Our results show that Zn concentration in outer enamel is universally high across all the deciduous, permanent and fossil hominoid teeth studied. Where secondary dentine has formed, or is preserved, Zn concentrations are also higher than in primary dentine. Besides enamel and dentine, cementum layers also contain Zn at greater concentrations than the underlying root dentine. It therefore may seem paradoxical that the tooth surfaces directly exposed to the external environment post-mortem, the enamel surface, root surface and pulp cavity margins, best preserve Zn at the highest concentrations and that Zn in these locations appears to persist in the fossil record, apparently little altered, if at all, in inner enamel, despite considerable diagenetic alteration to many of the other elemental components of fossilised enamel and dentine. The thickness of the Zn-enriched surface enamel layer was observed not to be proportionate in thickness to the regional linear enamel thickness and varied considerably between and within teeth in both the maximum Zn concentration measured in outer enamel (197–1743 ppm), and in the rate of the exponential rise of concentration towards the surface. Zinc levels at the cusp, mid-crown and cervix of the same tooth may vary but mid-crown measurements are as good a representation of the overall average concentrations as any, and perhaps the most consistently high.
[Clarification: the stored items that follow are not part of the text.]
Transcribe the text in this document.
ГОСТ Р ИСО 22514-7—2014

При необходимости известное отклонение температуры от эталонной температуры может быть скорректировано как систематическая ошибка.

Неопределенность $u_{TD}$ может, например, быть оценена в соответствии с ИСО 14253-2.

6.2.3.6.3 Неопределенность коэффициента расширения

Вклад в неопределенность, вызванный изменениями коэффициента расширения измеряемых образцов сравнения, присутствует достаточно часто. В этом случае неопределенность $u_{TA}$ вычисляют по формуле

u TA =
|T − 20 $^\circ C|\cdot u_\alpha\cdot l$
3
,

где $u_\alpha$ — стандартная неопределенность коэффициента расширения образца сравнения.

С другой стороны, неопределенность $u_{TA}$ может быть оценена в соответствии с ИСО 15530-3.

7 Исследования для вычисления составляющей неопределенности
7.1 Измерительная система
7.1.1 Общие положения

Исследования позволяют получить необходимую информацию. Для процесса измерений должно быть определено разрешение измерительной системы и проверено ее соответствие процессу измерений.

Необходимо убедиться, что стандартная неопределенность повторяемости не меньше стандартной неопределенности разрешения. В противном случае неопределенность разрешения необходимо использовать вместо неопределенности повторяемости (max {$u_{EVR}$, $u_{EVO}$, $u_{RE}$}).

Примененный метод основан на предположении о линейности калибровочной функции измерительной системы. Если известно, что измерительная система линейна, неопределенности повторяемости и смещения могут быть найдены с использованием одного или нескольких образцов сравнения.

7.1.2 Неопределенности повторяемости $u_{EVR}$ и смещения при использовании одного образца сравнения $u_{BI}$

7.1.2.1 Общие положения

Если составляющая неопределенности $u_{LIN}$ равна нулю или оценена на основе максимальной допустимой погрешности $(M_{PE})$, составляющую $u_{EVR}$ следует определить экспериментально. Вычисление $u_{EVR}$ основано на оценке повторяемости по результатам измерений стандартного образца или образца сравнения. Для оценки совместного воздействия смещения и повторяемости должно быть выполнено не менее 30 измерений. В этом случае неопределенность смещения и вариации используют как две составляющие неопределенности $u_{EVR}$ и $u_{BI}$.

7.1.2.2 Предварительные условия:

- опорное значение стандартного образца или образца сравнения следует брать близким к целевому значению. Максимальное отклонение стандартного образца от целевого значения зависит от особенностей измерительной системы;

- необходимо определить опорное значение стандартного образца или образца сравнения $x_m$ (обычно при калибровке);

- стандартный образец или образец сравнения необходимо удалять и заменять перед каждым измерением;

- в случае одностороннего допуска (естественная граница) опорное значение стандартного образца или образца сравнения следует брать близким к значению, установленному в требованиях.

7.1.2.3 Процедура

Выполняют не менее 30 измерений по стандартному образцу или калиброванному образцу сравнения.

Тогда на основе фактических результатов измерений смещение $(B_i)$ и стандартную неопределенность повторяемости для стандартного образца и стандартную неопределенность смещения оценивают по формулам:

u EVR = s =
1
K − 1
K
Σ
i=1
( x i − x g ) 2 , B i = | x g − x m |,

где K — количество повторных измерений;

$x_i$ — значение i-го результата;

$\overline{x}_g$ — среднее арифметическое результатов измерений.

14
The Zn concentration range and maximum values in outer enamel overlap in the modern human, great ape and fossil hominoid deciduous and permanent tooth samples studied here. Zinc laid down prenatally and at the NNL and along the EDJ is tenacious and as we show can even be preserved in fossil teeth and used as a marker of birth, with the caveat that Zn lines in enamel and dentine may also be indicative of other stress events in life. New high-resolution sampling and analytical techniques now enable access to the chronological record of Zn laid down in dentine and cementum layers through life with good prospects for tracking dietary shifts, stress events and seasonal changes far back into the archaeological and fossil records.

Supplementary Materials

The following supporting information can be downloaded at: https://www.mdpi.com/article/10.3390/biology12121455/s1, Figure S1: Stacked chart showing the percentages of the width Zn band (purple), the distance from the Zn peak to the outer enamel surface (dark green), and distance from the start of the Zn band (“take-off”) to the Zn peak, all variables in relation to the cuspal enamel thickness. Figure S2: Stacked chart showing the percentages of the width Zn band (purple), the distance from the Zn peak to the outer enamel surface (dark green), and distance from the start of the Zn band (“take-off”) to the Zn peak, all variables in relation to the mid-lateral enamel thickness. Figure S3: Stacked chart showing the percentages of the width Zn band (purple), the distance from the Zn peak to the outer enamel surface (dark green), and distance from the start of the Zn band (“take-off”) to the Zn peak, all variables in relation to the cervical enamel thickness. Figure S4: Stacked chart showing the absolute measurements in enamel thickness (µm; blue) and Zn peak concentrations (µm; green) for cuspal enamel. Figure S5: Stacked chart showing the absolute measurements in enamel thickness (µm; blue) and Zn peak concentrations (µm; green) for mid-lateral enamel. Figure S6: Stacked chart showing the absolute measurements in enamel thickness (µm; blue) and Zn peak concentrations (µm; green) for cervical enamel. Table S1: Raw data and graphs for enamel thickness and width of the outer enamel Zn-rich band. Appendix SA: Methods and detailed Zn maps used for measuring enamel thickness at the cuspal, mid-lateral and cervical portions of the crowns, Zn concentrations and width of the Zn-enriched band at the outer enamel surface. Appendix SB: Statistical methods and results for the correlation analyses between the measured variables. References [82,83,84,111,112] are cited in the supplementary materials.

Author Contributions

Conceptualisation, M.C.D. and A.L.C.; methodology, M.C.D., A.L.C., S.J.M.V.M. and J.G.; software, S.J.M.V.M.; formal analysis, A.LC., S.J.M.V.M., F.S. and J.G.; data curation, M.C.D., A.L.C., J.G., R.F. and M.M.L.; writing—original draft preparation, M.C.D.; writing—review and editing, all co-authors; visualisation, A.L.C.; funding acquisition, M.C.D. and A.L.C. All authors have read and agreed to the published version of the manuscript.

Funding

Research by M.C.D. is funded by the Calleva Foundation within the Centre for Human Evolution Research (CHER) at the Natural History Museum, London. This research by A.L.C. was funded by the Max Planck Society, Germany, and the French Centre National de la Recherche Scientifique (CNRS) at the Université de Bordeaux. This project was carried out at the Deutsches Elektronen-Synchrotron, (DESY) Hamburg, (a member of the Helmholtz Association HGF) on the PETRA III P06 beamline and was supported by Proposals I-20160686, I-20180047, I-20190203, I-20210133.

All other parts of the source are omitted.